El 1 de abril de 2026 quedará para la historia del vino como el día en que Juvé & Camps, una de las grandes bazas de la D.O. Cava, se incorporaba a la marca colectiva Corpinnat, su competencia directa en el Penedès. Un hecho que generó gran revuelo mediático y algunos interrogantes.
Para comprender estos sucesos no basta con observar el presente: es imprescindible remover los cimientos y las decisiones de gestión que han dado forma a la trayectoria histórica de esta Denominación de Origen.

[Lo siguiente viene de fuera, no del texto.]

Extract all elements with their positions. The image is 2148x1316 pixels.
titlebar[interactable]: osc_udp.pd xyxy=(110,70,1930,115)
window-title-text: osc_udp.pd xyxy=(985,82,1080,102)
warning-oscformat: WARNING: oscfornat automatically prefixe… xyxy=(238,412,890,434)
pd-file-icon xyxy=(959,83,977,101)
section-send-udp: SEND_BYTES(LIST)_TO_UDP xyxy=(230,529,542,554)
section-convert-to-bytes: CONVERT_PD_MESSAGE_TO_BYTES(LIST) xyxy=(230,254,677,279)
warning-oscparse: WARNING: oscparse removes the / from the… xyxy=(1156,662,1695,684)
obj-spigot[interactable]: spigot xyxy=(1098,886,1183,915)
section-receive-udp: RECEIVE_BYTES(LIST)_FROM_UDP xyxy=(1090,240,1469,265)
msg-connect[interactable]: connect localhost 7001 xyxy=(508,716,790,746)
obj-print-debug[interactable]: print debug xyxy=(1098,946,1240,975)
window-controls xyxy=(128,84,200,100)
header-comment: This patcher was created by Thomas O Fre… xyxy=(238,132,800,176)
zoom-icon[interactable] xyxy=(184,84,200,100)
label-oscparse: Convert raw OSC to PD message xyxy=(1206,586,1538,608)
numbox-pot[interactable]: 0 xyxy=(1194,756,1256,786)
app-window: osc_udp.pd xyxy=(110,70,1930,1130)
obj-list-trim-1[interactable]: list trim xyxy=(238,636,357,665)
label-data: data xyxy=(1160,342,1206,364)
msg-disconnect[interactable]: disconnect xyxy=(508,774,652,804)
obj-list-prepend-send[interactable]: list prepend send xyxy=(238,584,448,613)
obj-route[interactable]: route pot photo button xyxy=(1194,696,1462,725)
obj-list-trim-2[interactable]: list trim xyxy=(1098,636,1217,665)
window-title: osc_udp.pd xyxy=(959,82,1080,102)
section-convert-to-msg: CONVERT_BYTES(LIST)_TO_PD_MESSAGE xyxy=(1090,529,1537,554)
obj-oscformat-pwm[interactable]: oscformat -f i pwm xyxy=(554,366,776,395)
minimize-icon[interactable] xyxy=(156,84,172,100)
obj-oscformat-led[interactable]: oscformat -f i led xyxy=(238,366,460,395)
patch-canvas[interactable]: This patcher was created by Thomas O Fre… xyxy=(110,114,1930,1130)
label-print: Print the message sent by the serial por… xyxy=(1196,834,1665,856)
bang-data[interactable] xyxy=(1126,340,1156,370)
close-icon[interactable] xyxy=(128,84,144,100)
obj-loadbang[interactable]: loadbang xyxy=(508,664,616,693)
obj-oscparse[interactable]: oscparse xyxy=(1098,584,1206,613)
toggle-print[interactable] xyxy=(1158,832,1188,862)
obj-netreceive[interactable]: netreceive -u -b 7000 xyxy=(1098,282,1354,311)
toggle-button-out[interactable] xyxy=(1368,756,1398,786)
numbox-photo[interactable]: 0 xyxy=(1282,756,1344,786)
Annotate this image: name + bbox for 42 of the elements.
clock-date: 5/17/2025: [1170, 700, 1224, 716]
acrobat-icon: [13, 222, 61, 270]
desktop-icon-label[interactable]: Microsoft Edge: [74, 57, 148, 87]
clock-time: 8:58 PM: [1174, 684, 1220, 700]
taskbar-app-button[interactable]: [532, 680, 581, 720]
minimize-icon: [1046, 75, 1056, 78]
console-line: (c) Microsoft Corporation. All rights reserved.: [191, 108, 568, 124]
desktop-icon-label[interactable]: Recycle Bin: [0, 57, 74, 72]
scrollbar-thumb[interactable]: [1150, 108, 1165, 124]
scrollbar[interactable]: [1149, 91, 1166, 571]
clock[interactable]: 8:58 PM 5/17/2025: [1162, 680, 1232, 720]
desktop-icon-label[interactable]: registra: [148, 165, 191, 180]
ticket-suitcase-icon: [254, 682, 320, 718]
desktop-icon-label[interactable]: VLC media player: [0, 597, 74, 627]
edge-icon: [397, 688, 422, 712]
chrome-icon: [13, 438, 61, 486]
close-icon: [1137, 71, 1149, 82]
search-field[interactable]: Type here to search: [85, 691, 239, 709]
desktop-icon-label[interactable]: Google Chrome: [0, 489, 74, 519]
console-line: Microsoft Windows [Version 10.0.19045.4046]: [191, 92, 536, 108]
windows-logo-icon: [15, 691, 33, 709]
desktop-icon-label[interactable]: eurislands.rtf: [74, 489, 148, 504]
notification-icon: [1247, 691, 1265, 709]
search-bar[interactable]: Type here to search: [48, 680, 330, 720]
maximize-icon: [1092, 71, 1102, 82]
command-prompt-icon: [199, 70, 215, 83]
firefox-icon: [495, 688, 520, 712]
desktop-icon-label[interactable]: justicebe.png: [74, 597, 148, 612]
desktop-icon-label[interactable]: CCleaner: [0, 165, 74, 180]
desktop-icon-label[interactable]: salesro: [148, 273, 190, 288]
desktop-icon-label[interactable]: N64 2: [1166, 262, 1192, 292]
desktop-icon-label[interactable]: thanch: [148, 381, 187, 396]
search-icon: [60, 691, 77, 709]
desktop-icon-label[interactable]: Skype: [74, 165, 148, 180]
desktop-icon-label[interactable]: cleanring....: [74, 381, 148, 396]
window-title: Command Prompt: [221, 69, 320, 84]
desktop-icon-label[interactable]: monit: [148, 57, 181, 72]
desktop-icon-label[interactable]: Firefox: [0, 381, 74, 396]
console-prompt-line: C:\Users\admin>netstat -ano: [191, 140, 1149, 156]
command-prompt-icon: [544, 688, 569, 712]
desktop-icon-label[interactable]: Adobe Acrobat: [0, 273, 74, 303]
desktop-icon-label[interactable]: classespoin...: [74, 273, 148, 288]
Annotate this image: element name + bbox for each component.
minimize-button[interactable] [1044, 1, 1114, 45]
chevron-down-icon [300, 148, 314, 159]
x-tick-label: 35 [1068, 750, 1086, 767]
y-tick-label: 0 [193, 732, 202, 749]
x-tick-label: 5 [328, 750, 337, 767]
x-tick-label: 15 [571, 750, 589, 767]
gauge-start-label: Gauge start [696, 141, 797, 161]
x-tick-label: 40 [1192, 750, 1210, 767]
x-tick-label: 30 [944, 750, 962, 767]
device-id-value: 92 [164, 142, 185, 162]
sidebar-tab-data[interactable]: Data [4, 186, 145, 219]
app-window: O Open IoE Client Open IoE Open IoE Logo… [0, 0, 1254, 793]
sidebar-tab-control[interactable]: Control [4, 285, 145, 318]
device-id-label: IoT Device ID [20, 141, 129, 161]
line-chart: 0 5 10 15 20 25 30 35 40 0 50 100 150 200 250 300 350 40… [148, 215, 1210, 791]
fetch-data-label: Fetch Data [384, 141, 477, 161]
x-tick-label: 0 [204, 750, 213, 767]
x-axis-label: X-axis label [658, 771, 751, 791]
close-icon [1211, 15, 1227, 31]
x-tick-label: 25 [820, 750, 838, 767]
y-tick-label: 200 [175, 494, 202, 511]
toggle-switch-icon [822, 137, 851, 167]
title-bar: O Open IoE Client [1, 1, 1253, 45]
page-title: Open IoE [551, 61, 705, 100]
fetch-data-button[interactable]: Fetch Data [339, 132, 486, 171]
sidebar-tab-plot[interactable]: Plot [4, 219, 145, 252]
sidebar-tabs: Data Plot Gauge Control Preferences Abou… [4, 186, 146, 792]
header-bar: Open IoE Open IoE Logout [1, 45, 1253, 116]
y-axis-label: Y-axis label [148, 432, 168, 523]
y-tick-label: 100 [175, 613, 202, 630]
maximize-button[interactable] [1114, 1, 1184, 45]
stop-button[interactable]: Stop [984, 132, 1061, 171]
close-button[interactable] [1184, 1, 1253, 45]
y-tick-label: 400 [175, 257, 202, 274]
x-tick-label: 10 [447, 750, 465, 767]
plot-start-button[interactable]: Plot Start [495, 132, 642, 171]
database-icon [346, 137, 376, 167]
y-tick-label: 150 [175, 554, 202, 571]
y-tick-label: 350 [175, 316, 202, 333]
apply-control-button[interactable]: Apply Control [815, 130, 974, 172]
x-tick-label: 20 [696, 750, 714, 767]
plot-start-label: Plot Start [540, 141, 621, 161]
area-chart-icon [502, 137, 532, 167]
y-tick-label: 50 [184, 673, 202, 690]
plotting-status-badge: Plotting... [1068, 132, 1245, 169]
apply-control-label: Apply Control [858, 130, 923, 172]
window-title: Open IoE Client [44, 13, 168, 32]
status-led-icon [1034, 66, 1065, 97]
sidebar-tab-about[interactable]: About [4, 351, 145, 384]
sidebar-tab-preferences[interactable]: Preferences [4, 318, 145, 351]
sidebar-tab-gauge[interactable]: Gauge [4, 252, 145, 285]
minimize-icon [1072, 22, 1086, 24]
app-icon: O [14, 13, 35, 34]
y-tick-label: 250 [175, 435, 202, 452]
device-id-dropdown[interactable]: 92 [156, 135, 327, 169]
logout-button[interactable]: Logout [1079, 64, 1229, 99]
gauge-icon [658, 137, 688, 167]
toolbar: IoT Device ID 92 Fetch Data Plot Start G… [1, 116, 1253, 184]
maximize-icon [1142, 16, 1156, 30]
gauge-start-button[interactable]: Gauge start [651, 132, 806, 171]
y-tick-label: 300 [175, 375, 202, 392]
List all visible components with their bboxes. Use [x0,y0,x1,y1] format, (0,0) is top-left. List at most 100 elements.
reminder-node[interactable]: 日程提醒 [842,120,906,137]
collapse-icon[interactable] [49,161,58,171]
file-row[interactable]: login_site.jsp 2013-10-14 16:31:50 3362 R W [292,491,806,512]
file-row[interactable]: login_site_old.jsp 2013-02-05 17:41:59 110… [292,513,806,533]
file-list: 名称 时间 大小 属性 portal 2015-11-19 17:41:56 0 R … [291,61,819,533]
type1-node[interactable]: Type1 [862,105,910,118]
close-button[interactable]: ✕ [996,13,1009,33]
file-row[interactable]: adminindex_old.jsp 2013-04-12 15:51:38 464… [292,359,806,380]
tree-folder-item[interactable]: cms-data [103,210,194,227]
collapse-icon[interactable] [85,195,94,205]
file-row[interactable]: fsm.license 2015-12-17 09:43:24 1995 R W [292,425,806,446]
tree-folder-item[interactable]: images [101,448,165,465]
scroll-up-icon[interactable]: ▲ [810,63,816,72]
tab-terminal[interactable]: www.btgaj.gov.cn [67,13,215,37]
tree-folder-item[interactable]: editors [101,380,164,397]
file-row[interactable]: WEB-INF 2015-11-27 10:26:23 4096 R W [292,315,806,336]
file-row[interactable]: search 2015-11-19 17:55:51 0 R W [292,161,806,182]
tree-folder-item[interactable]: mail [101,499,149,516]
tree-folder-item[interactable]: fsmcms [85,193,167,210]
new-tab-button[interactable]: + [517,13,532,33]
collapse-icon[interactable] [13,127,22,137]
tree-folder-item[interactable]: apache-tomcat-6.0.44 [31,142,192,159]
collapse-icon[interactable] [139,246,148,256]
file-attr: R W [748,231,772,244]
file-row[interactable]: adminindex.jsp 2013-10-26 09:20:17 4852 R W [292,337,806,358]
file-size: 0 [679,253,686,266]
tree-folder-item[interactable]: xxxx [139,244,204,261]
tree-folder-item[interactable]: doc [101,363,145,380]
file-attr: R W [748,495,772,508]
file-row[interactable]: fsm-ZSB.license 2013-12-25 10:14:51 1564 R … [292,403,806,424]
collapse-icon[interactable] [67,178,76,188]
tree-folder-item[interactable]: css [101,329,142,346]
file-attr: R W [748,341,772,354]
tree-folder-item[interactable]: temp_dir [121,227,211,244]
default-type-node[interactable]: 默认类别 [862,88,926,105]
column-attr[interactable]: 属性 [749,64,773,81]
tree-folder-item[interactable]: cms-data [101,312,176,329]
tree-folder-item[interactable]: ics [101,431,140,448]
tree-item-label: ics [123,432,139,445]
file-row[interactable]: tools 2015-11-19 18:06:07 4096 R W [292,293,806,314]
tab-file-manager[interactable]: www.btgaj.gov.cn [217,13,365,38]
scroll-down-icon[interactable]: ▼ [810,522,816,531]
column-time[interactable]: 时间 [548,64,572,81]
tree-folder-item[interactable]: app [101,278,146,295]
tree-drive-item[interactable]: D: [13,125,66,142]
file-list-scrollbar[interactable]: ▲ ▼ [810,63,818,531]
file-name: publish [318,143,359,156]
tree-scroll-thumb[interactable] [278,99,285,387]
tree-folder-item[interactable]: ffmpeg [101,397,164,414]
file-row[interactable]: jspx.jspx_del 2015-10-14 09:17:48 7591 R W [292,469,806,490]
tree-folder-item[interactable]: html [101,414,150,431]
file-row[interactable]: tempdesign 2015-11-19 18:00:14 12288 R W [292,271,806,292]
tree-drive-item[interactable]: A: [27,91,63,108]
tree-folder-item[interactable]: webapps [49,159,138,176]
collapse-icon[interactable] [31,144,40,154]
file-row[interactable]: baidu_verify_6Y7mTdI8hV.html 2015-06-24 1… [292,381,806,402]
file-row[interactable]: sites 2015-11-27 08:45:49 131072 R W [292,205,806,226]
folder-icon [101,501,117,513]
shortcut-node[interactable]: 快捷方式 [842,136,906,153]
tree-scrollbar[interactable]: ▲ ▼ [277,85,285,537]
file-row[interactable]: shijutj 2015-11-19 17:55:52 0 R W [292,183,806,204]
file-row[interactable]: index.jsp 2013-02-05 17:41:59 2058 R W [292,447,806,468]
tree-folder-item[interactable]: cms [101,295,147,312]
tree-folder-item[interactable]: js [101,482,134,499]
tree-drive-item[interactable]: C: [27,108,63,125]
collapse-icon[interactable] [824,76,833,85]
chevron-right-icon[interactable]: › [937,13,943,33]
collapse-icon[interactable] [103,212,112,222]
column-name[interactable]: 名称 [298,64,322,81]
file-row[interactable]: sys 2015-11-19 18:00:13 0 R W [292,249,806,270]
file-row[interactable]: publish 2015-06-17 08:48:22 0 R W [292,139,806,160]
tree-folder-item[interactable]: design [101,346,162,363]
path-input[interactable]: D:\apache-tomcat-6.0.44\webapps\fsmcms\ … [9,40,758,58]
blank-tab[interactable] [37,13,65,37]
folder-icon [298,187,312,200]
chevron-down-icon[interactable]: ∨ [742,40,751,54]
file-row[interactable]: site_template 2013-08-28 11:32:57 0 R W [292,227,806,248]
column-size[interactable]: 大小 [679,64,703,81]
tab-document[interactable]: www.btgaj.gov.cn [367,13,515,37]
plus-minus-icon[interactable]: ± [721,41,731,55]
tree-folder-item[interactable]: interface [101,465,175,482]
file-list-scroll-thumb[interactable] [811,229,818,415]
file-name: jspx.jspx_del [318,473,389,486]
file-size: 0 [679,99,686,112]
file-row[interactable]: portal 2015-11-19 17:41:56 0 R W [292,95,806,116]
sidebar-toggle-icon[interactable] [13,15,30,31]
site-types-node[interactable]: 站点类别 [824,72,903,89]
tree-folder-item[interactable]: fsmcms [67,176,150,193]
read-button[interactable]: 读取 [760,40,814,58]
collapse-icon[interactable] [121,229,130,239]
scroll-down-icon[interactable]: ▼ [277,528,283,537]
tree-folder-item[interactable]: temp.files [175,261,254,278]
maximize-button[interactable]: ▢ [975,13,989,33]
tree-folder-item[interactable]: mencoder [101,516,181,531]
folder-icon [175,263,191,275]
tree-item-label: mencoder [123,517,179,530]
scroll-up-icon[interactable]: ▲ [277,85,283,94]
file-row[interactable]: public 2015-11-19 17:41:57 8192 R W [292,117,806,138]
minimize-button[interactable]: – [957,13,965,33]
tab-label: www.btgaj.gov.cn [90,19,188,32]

Un origen ligado a un método de elaboración
A diferencia de la mayoría de las denominaciones europeas, la del cava no nació ligada a un territorio concreto, sino a un método de elaboración — son vinos espumosos elaboradossegún el método tradicional o champenoise, es decir, con dos fermentaciones—. Los elaboradores franceses se quejaron de la utilización de la nomenclatura ‘champán’ para definirlos, por lo que esta tuvo que eliminarse. Así, en 1959 se establecieron las primeras normas para los vinos espumosos de método tradicional, y en 1966 se creó la Región Especial del Cava.
El punto de inflexión llegó en 1970, cuando el Tribunal Supremo determinó que el término ‘cava’ no constituía una demarcación geográfica, sino una denominación genérica asociada al método tradicional. Esta interpretación jurídica sentó las bases para que, tras la entrada de España en la Unión Europea en 1986, se consolidara una D.O. plurirregional.

Esto significa que en cualquier lugar de España donde se elaboren este tipo de vinos se puede utilizar el nombre de cava —siempre que cumplan con los requisitos que marca la D.O.—. Se trata de un caso prácticamente único en el mundo, que engloba municipios de Cataluña, La Rioja, Aragón, Navarra, País Vasco, Valencia y Extremadura. Pero también es la base de todos los males y una decisión que históricamente ha suscitado quejas en Cataluña, en concreto en la zona del Penedès.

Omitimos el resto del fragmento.